Dreams are one of the major victims of depression. Previously held dreams fade and die. The capacity to dream grows weak and eventually seems to no longer exist. The difficult path back from a depressive episode can be made easier if the capacity to dream is revived and encouraged.
During my own healing I sought to give wings to my dreams, finding old ones under dust and debris and also trying to create new ones. Some were fantastic and impractical, but I embraced them and made them mine in spite of that. I needed to dream.
I embraced dreams of travel, of seeing what lies over the horizon. I used maps and atlas' and Internet tools. I brought back a hunger that had died within me, and I wanted to travel.
Unfortunately, my realized dreams of having a home and family have put fetters on my traveling feet. The funds and freedom are just not there.
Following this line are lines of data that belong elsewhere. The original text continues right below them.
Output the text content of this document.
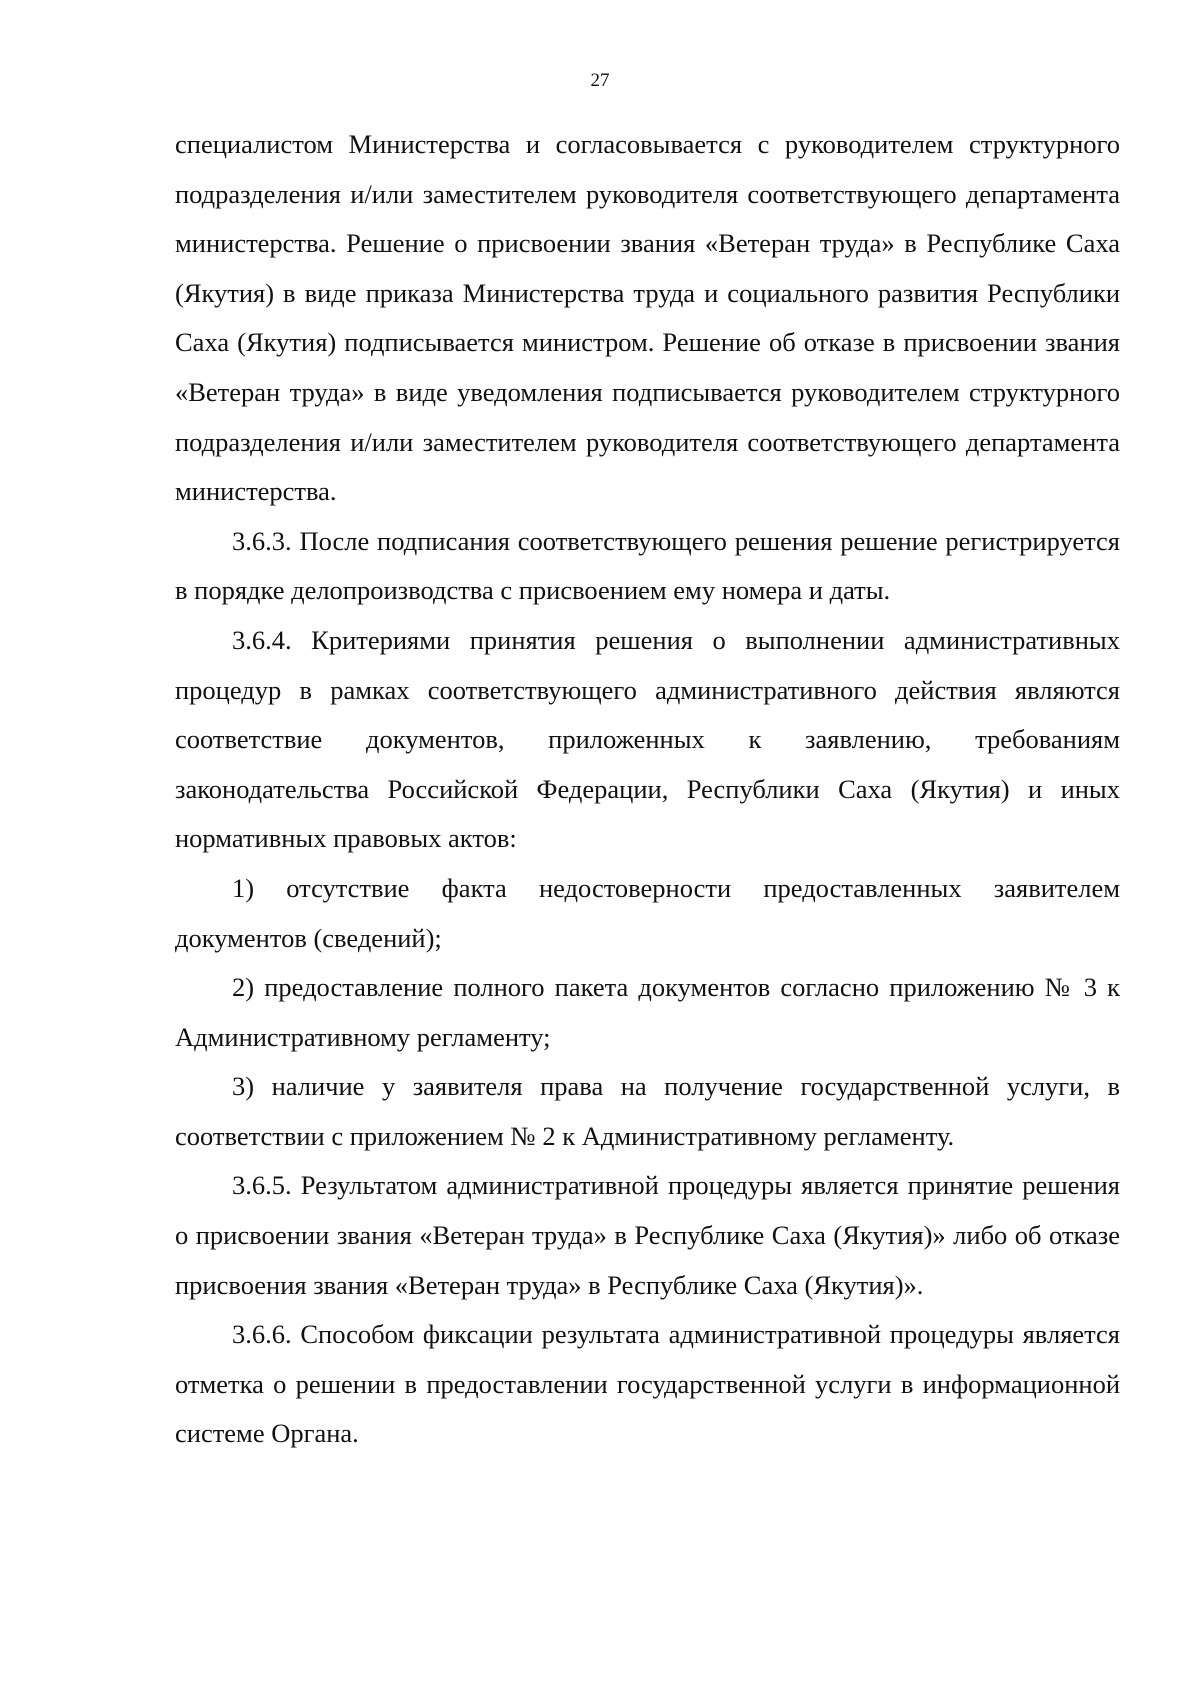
27

специалистом Министерства и согласовывается с руководителем структурного подразделения и/или заместителем руководителя соответствующего департамента министерства. Решение о присвоении звания «Ветеран труда» в Республике Саха (Якутия) в виде приказа Министерства труда и социального развития Республики Саха (Якутия) подписывается министром. Решение об отказе в присвоении звания «Ветеран труда» в виде уведомления подписывается руководителем структурного подразделения и/или заместителем руководителя соответствующего департамента министерства.

3.6.3. После подписания соответствующего решения решение регистрируется в порядке делопроизводства с присвоением ему номера и даты.

3.6.4. Критериями принятия решения о выполнении административных процедур в рамках соответствующего административного действия являются соответствие документов, приложенных к заявлению, требованиям законодательства Российской Федерации, Республики Саха (Якутия) и иных нормативных правовых актов:

1) отсутствие факта недостоверности предоставленных заявителем документов (сведений);

2) предоставление полного пакета документов согласно приложению № 3 к Административному регламенту;

3) наличие у заявителя права на получение государственной услуги, в соответствии с приложением № 2 к Административному регламенту.

3.6.5. Результатом административной процедуры является принятие решения о присвоении звания «Ветеран труда» в Республике Саха (Якутия)» либо об отказе присвоения звания «Ветеран труда» в Республике Саха (Якутия)».

3.6.6. Способом фиксации результата административной процедуры является отметка о решении в предоставлении государственной услуги в информационной системе Органа.
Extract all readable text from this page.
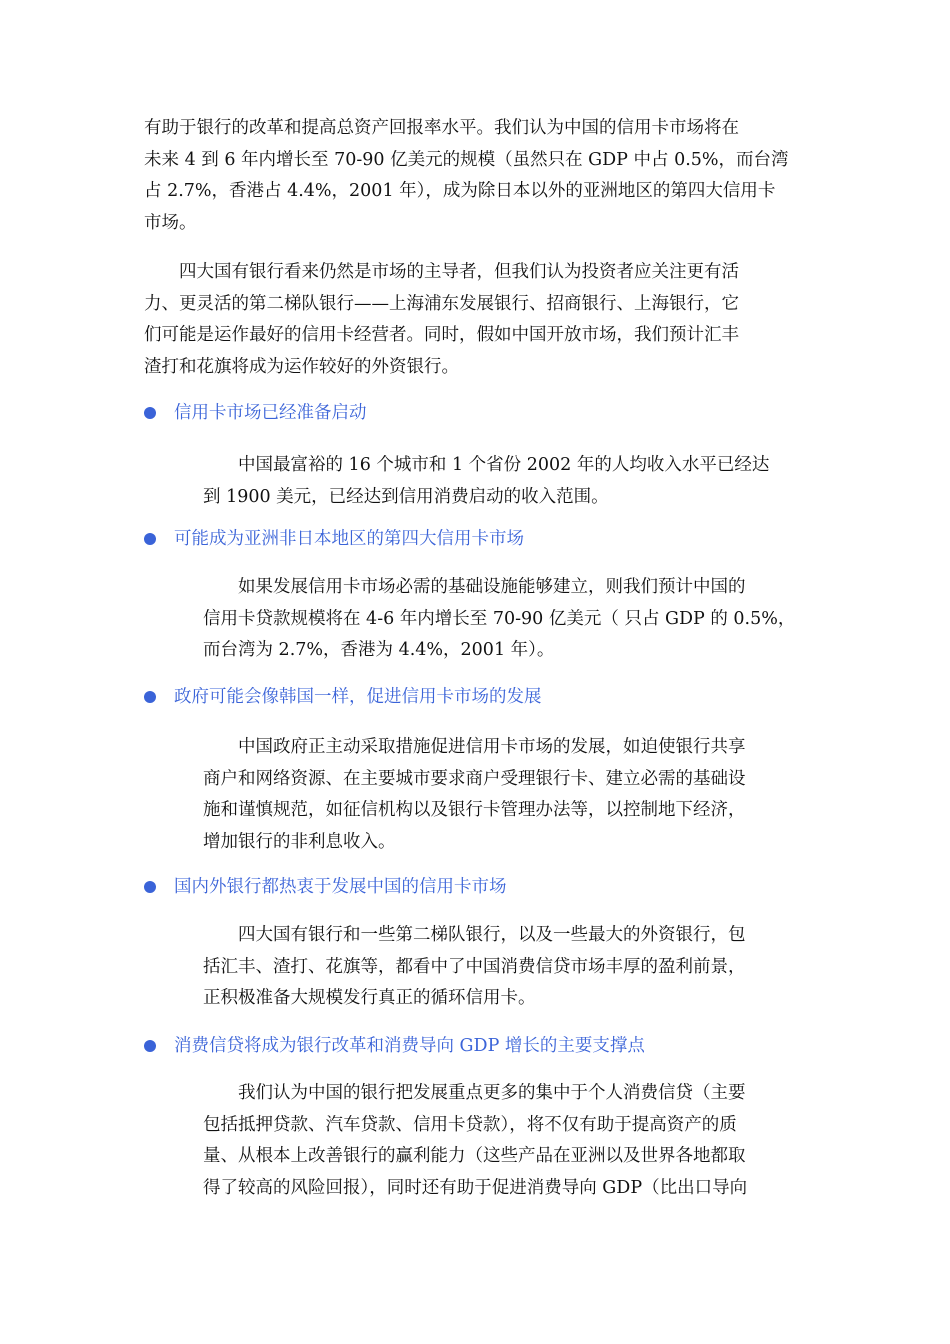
有助于银行的改革和提高总资产回报率水平。我们认为中国的信用卡市场将在
未来 4 到 6 年内增长至 70-90 亿美元的规模（虽然只在 GDP 中占 0.5%，而台湾
占 2.7%，香港占 4.4%，2001 年），成为除日本以外的亚洲地区的第四大信用卡
市场。

　　四大国有银行看来仍然是市场的主导者，但我们认为投资者应关注更有活
力、更灵活的第二梯队银行——上海浦东发展银行、招商银行、上海银行，它
们可能是运作最好的信用卡经营者。同时，假如中国开放市场，我们预计汇丰
渣打和花旗将成为运作较好的外资银行。

信用卡市场已经准备启动

　　中国最富裕的 16 个城市和 1 个省份 2002 年的人均收入水平已经达
到 1900 美元，已经达到信用消费启动的收入范围。

可能成为亚洲非日本地区的第四大信用卡市场

　　如果发展信用卡市场必需的基础设施能够建立，则我们预计中国的
信用卡贷款规模将在 4-6 年内增长至 70-90 亿美元（ 只占 GDP 的 0.5%，
而台湾为 2.7%，香港为 4.4%，2001 年）。

政府可能会像韩国一样，促进信用卡市场的发展

　　中国政府正主动采取措施促进信用卡市场的发展，如迫使银行共享
商户和网络资源、在主要城市要求商户受理银行卡、建立必需的基础设
施和谨慎规范，如征信机构以及银行卡管理办法等，以控制地下经济，
增加银行的非利息收入。

国内外银行都热衷于发展中国的信用卡市场

　　四大国有银行和一些第二梯队银行，以及一些最大的外资银行，包
括汇丰、渣打、花旗等，都看中了中国消费信贷市场丰厚的盈利前景，
正积极准备大规模发行真正的循环信用卡。

消费信贷将成为银行改革和消费导向 GDP 增长的主要支撑点

　　我们认为中国的银行把发展重点更多的集中于个人消费信贷（主要
包括抵押贷款、汽车贷款、信用卡贷款），将不仅有助于提高资产的质
量、从根本上改善银行的赢利能力（这些产品在亚洲以及世界各地都取
得了较高的风险回报），同时还有助于促进消费导向 GDP（比出口导向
I have dream incompatibility.
One option is to let this frustration spiral me into a new depression. After the struggle to climb out of that pit it seems a poor option.
Another is to recognize the realized dream of home and family. Just as I reached down and found those old, dusty dreams of the vagabond life, I must embrace the life that I have. Home. Family.
Easy to take for granted. Easy to focus on the frustrations and limitations those realized dreams can bring. Easy to forget that they are dreams, and dreams realized.
There are big changes coming soon in my life. Big changes for my family. Changes that can be enhanced if I remember the dreams of home and family. Some of those changes I am not quite ready to make public. Necessary changes. They shall certainly be interesting.
I have no intention of abandoning my dreams of travel, of being a sometimes vagabond. I have learned skills and acquired tools over the past year that will allow for at least a taste of that life, now and then.
It is time, however, to focus on those dreams of home and family. I need to actively cultivate those dreams, and make more of them a reality.